Twilight Waltzes were good opportunities; perfect excuses for me to visit the “Ladies’ Room”…alone. I always refused to join the pack of girls who would march off together like a force to be reckoned with to “spend a penny”, or, if the truth be known, to gossip about all and sundry. I never wanted to be a part of the mob of girls departing en masse like lemmings over the edge of a cliff. I could never understand why they headed off together in a herd; I never wanted to become a member of said “herd”. So I didn’t!
In my youthful opinion I felt it was embarrassing, and overtly obvious.
I’d be the last girl standing, sitting or dancing in our group (and others). While the rest of the girls were absent I was never a wallflower, though. I’d be tripping the light fantastic across the dance floor; probably because I was the only girl left in the hall! Maybe there was a method to my method!
Revlon also produced Aquamarine, which was more suited to spring and summer. I preferred Intimate - all seasons. Both are now discontinued.
Lentheric’s Tweed Eau de Toilette was a very popular in those days, too. Tweed was a safe “all-rounder” – elegant and sophisticated, yet young and fresh. Tweed was my preferred perfume for day to day usage...during my days in the office.
In 1973 Revlon’s Charlie entered the scene. I fell in love with Charlie.
When I was married to Randall he always gave me a couple of bottles of perfume among my birthday and Christmas gifts. (We gave each other many gifts come our birthdays and Christmas…probably because we enjoyed the opening of them and the surprises within more than any other reason - it was just our way).
With only a few weeks separating the momentous event of my birthday and Christmas I’d end up with a wonderful supply of fragrances.
I had Opium a-plenty, along with a supply Yves Saint Laurent’s Rive Gauche. There was nothing Gauche about it! Chanel had the good sense to pop her nose in, too! Charlie politely moved along the shelf and made welcome the newcomers. I sensed even Tabu wasn't taboo.
I always found room for perfume to match each costume.
Bouquet Garni: Leave long stems on fresh herbs e.g. 3 sprigs parsley, 2 of thyme and 1 bay leaf (2 sprigs rosemary, optional). Tie into bundle or in cheesecloth; or gather together dried herbs; wrap in cheesecloth; tie with kitchen string.

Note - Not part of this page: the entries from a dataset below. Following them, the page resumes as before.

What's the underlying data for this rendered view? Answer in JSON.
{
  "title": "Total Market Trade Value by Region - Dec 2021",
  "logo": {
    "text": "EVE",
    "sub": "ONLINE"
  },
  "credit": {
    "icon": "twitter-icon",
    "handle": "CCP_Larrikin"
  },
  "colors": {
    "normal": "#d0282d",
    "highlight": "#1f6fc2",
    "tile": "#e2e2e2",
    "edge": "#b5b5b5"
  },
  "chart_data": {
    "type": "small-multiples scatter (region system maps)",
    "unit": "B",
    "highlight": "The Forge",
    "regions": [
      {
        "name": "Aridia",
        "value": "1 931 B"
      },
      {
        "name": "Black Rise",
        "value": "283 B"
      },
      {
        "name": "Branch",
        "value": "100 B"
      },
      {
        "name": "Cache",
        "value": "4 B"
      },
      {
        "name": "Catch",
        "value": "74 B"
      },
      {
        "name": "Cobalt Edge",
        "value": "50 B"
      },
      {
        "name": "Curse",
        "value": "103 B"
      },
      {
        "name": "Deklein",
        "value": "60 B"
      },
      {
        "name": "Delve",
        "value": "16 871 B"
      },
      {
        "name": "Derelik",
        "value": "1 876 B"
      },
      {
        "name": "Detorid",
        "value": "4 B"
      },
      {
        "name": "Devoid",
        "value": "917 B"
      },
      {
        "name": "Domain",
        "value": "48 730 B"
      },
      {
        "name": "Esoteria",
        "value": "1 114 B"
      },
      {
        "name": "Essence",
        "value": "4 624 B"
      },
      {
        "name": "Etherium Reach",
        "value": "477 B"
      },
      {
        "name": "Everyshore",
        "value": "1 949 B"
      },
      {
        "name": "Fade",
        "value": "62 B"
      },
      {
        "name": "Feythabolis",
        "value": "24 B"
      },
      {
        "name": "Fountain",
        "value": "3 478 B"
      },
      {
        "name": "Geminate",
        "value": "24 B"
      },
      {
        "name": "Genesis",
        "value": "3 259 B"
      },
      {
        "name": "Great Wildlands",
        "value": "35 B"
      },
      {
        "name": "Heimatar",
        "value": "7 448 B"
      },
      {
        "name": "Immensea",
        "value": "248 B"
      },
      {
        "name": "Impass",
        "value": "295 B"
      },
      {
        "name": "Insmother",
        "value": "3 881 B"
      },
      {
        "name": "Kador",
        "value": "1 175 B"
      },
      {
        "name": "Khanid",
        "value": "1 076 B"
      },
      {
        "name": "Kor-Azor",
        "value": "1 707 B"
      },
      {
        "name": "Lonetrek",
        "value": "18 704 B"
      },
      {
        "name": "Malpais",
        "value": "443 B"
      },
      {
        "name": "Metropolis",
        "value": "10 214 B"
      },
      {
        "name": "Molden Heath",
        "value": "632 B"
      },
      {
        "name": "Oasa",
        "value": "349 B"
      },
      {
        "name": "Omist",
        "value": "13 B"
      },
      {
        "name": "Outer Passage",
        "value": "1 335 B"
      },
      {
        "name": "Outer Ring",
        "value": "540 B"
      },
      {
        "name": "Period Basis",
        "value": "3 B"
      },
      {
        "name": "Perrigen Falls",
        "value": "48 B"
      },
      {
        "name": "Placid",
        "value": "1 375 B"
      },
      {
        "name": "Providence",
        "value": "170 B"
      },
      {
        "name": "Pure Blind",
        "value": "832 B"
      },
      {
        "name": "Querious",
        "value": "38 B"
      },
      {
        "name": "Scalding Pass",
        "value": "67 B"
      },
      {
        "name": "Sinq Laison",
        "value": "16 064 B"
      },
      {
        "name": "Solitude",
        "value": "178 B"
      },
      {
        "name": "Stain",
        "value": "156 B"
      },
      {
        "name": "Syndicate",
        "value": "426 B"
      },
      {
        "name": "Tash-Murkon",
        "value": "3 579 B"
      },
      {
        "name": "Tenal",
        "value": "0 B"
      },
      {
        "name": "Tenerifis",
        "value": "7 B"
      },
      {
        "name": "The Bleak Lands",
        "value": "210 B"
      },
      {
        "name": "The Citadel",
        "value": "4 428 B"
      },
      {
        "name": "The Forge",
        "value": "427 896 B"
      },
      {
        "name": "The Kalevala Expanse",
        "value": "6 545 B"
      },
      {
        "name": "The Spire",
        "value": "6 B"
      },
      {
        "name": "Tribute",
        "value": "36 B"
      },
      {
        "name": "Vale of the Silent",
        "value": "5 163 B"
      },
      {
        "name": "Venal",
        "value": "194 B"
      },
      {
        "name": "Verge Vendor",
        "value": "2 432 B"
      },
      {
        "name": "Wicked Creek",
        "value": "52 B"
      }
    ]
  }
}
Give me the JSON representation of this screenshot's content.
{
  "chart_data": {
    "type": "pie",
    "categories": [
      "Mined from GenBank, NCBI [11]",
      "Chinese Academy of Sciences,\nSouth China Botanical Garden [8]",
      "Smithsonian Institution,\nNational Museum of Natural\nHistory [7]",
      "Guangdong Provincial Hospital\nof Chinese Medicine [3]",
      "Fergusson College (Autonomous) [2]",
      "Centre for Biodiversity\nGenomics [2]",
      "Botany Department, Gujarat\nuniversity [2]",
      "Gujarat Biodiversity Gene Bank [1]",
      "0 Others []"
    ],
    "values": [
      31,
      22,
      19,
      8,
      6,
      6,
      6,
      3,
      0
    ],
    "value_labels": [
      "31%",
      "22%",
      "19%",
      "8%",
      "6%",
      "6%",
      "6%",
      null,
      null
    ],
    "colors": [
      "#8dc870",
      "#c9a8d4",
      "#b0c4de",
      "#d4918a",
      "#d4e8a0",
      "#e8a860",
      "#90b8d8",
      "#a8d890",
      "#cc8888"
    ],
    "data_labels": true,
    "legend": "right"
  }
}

French Onion Soup: Peel and slice thinly 6 onions. Toss 3tbs butter, 3tbs olive oil, onions and a splash of water in pot with a little salt; cover; soften onions over med-high heat, about 10mins. When water has evaporated, remove lid; on low heat slowly caramelise onions; stir often; takes about 1hr. When onions are deep golden, add 1/2c brandy, bouquet garni and 6c preferably homemade beef stock (or quality store-bought); season; simmer 15-20mins. Ladle into ramekins; fit a toasted thick round slice of sourdough bread over each; sprinkle with grated Swiss, Gruyere or Emmenthal cheese. Place under grill until soup is bubbly and tops golden.
Aromatic Rub: Toast 2tbs coriander seeds, 3tbs cumin seeds, 1tsp fennel seeds and 2tsp black peppercorns in pan over med-heat; stir often. In pestle and mortar, bash 4 dried red chillies until broken and seeds are released. When seeds are toasted, bash them, too. Stir in 4tbs brown sugar, 3tbs sea salt, 1tbs smoked paprika and 1/2tsp cinnamon. Use within 3 months. Rub on meat or mix with oil for a marinade.
Aromatic Pork-Prawn Balls: Finely chop 100g peeled raw prawns until almost minced; add to 250g minced pork, 1-1/2tbs finely chopped chives and 1.5cm piece fresh ginger finely diced; season; mix until sticking together. Roll into small balls; chill until needed. Make broth; heat 1ltr chicken stock; add 2 star anise, 1-2tsp oyster sauce, 1-2tsp soy, chopped shallots and 2cm piece chopped ginger. Add chopped chilli to taste; simmer 10mins; season. Add a dash of oil to fry pan; fry balls, 6-7mins. Transfer to gently simmering broth; cook 5mins; add 2 handfuls spinach; cook 1min.